Troubled by the realities of traffic that stacks up regularly, shortening tempers, eroding good judgment and leading to accidents, the Planning and Zoning Commission voted unanimously Tuesday night not to grant a “certificate of location approval” for a new gas station on Danbury Road, across from South Street.
That is well done. The vote is only the first step — it instructs the town planner to draw up a formal resolution of denial, which goes to a second vote. Then, there will be a special permit application to be dealt with.
But the commission’s intention is clear: Stop & Shop will not soon be building the gas station proposed as part of its program to reward regular grocery shoppers with discounts on gasoline purchases — at least, not at that troublesome location.

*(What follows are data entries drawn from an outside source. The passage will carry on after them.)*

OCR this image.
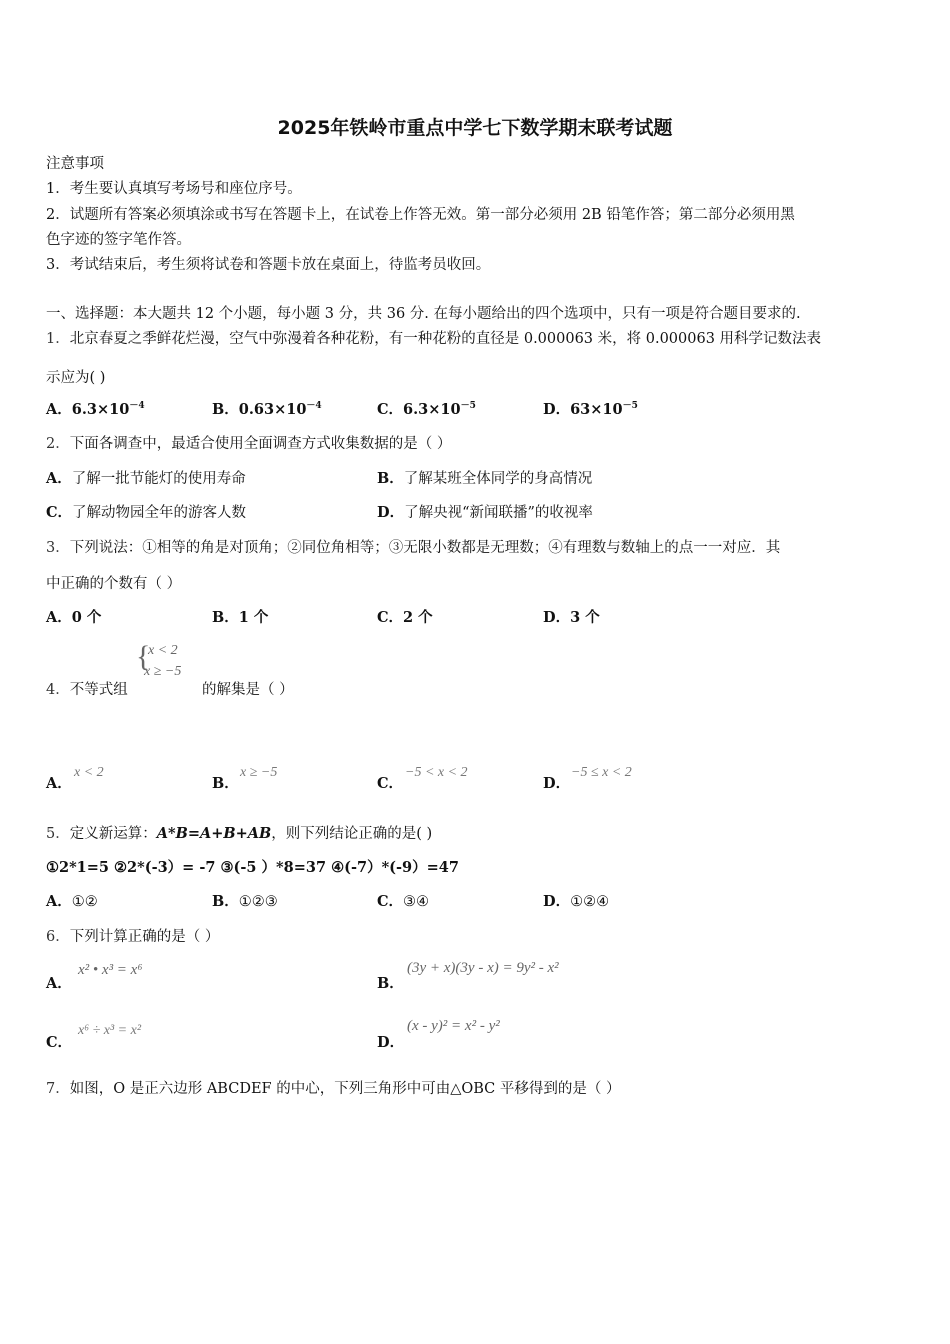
2025年铁岭市重点中学七下数学期末联考试题
注意事项
1．考生要认真填写考场号和座位序号。
2．试题所有答案必须填涂或书写在答题卡上，在试卷上作答无效。第一部分必须用 2B 铅笔作答；第二部分必须用黑
色字迹的签字笔作答。
3．考试结束后，考生须将试卷和答题卡放在桌面上，待监考员收回。
一、选择题：本大题共 12 个小题，每小题 3 分，共 36 分. 在每小题给出的四个选项中，只有一项是符合题目要求的.
1．北京春夏之季鲜花烂漫，空气中弥漫着各种花粉，有一种花粉的直径是 0.000063 米，将 0.000063 用科学记数法表
示应为( )
A．$6.3\times 10^{-4}$	B．$0.63\times 10^{-4}$	C．$6.3\times 10^{-5}$	D．$63\times 10^{-5}$
2．下面各调查中，最适合使用全面调查方式收集数据的是（ ）
A．了解一批节能灯的使用寿命	B．了解某班全体同学的身高情况
C．了解动物园全年的游客人数	D．了解央视“新闻联播”的收视率
3．下列说法：①相等的角是对顶角；②同位角相等；③无限小数都是无理数；④有理数与数轴上的点一一对应．其
中正确的个数有（ ）
A．0 个	B．1 个	C．2 个	D．3 个
4．不等式组
{
x < 2
x ≥ −5
的解集是（ ）
A．
x < 2
B．
x ≥ −5
C．
−5 < x < 2
D．
−5 ≤ x < 2
5．定义新运算：A*B=A+B+AB，则下列结论正确的是( )
①2*1=5 ②2*(-3）= -7 ③(-5 ）*8=37 ④(-7）*(-9）=47
A．①②	B．①②③	C．③④	D．①②④
6．下列计算正确的是（ ）
A．
x² • x³ = x⁶
B．
(3y + x)(3y - x) = 9y² - x²
C．
x⁶ ÷ x³ = x²
D．
(x - y)² = x² - y²
7．如图，O 是正六边形 ABCDEF 的中心，下列三角形中可由△OBC 平移得到的是（ ）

When it’s finished dealing with the gas station proposal, the commission should use it as an occasion to look over its zoning map and reconsider areas — like the site in question — where long-standing commercial zones allow high intensity uses that, perhaps, are no longer practical.

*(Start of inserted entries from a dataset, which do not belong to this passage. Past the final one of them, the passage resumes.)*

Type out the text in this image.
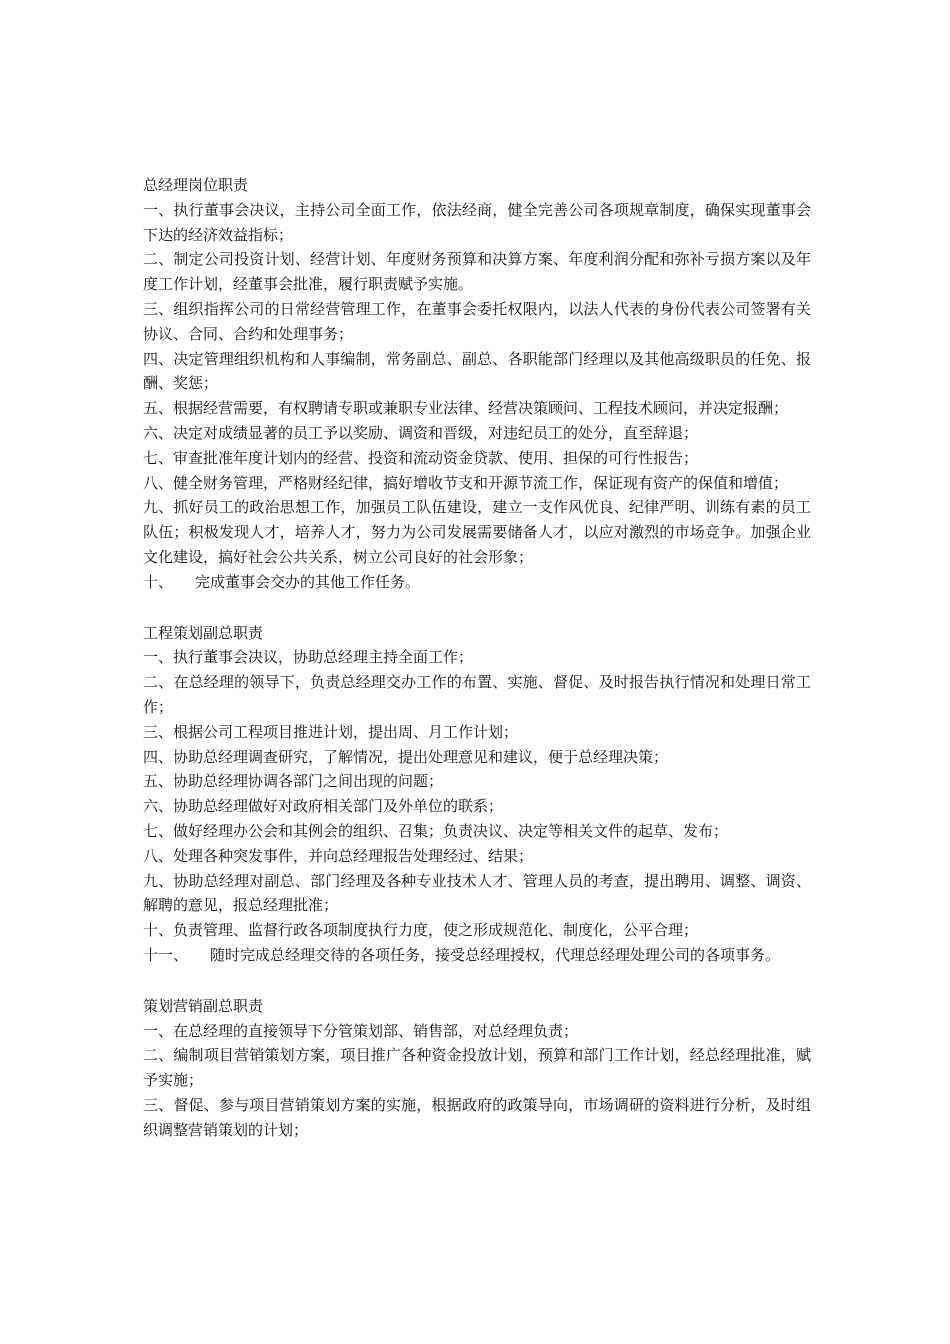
总经理岗位职责

一、执行董事会决议，主持公司全面工作，依法经商，健全完善公司各项规章制度，确保实现董事会下达的经济效益指标；

二、制定公司投资计划、经营计划、年度财务预算和决算方案、年度利润分配和弥补亏损方案以及年度工作计划，经董事会批准，履行职责赋予实施。

三、组织指挥公司的日常经营管理工作，在董事会委托权限内，以法人代表的身份代表公司签署有关协议、合同、合约和处理事务；

四、决定管理组织机构和人事编制，常务副总、副总、各职能部门经理以及其他高级职员的任免、报酬、奖惩；

五、根据经营需要，有权聘请专职或兼职专业法律、经营决策顾问、工程技术顾问，并决定报酬；

六、决定对成绩显著的员工予以奖励、调资和晋级，对违纪员工的处分，直至辞退；

七、审查批准年度计划内的经营、投资和流动资金贷款、使用、担保的可行性报告；

八、健全财务管理，严格财经纪律，搞好增收节支和开源节流工作，保证现有资产的保值和增值；

九、抓好员工的政治思想工作，加强员工队伍建设，建立一支作风优良、纪律严明、训练有素的员工队伍；积极发现人才，培养人才，努力为公司发展需要储备人才，以应对激烈的市场竞争。加强企业文化建设，搞好社会公共关系，树立公司良好的社会形象；

十、 完成董事会交办的其他工作任务。

工程策划副总职责

一、执行董事会决议，协助总经理主持全面工作；

二、在总经理的领导下，负责总经理交办工作的布置、实施、督促、及时报告执行情况和处理日常工作；

三、根据公司工程项目推进计划，提出周、月工作计划；

四、协助总经理调查研究，了解情况，提出处理意见和建议，便于总经理决策；

五、协助总经理协调各部门之间出现的问题；

六、协助总经理做好对政府相关部门及外单位的联系；

七、做好经理办公会和其例会的组织、召集；负责决议、决定等相关文件的起草、发布；

八、处理各种突发事件，并向总经理报告处理经过、结果；

九、协助总经理对副总、部门经理及各种专业技术人才、管理人员的考查，提出聘用、调整、调资、解聘的意见，报总经理批准；

十、负责管理、监督行政各项制度执行力度，使之形成规范化、制度化，公平合理；

十一、 随时完成总经理交待的各项任务，接受总经理授权，代理总经理处理公司的各项事务。

策划营销副总职责

一、在总经理的直接领导下分管策划部、销售部，对总经理负责；

二、编制项目营销策划方案，项目推广各种资金投放计划，预算和部门工作计划，经总经理批准，赋予实施；

三、督促、参与项目营销策划方案的实施，根据政府的政策导向，市场调研的资料进行分析，及时组织调整营销策划的计划；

This proposal was for a gas station, which state law recognizes as a use of exceptional concern with the extra requirement that a “certificate of location approval” be granted as a first step toward development. There are other high-traffic uses that may be inappropriate for busy Danbury Road — and other locations in town — that would not allow the commission this extra discretion. Limited to the usual zoning considerations, the commission could be hard pressed to turn them down.
It’s difficult to change zoning in ways that may reduce the development options — and possibly the dollar return, both for property owner and town tax collector. But some of the town’s commercial zoning dates from the days when state highways like Route 35 and Route 7 were big roads with relatively little traffic.
Today, the town’s state highways are dramatically overburdened. That’s a reality that isn’t going away. The town’s zoning map should reflect it.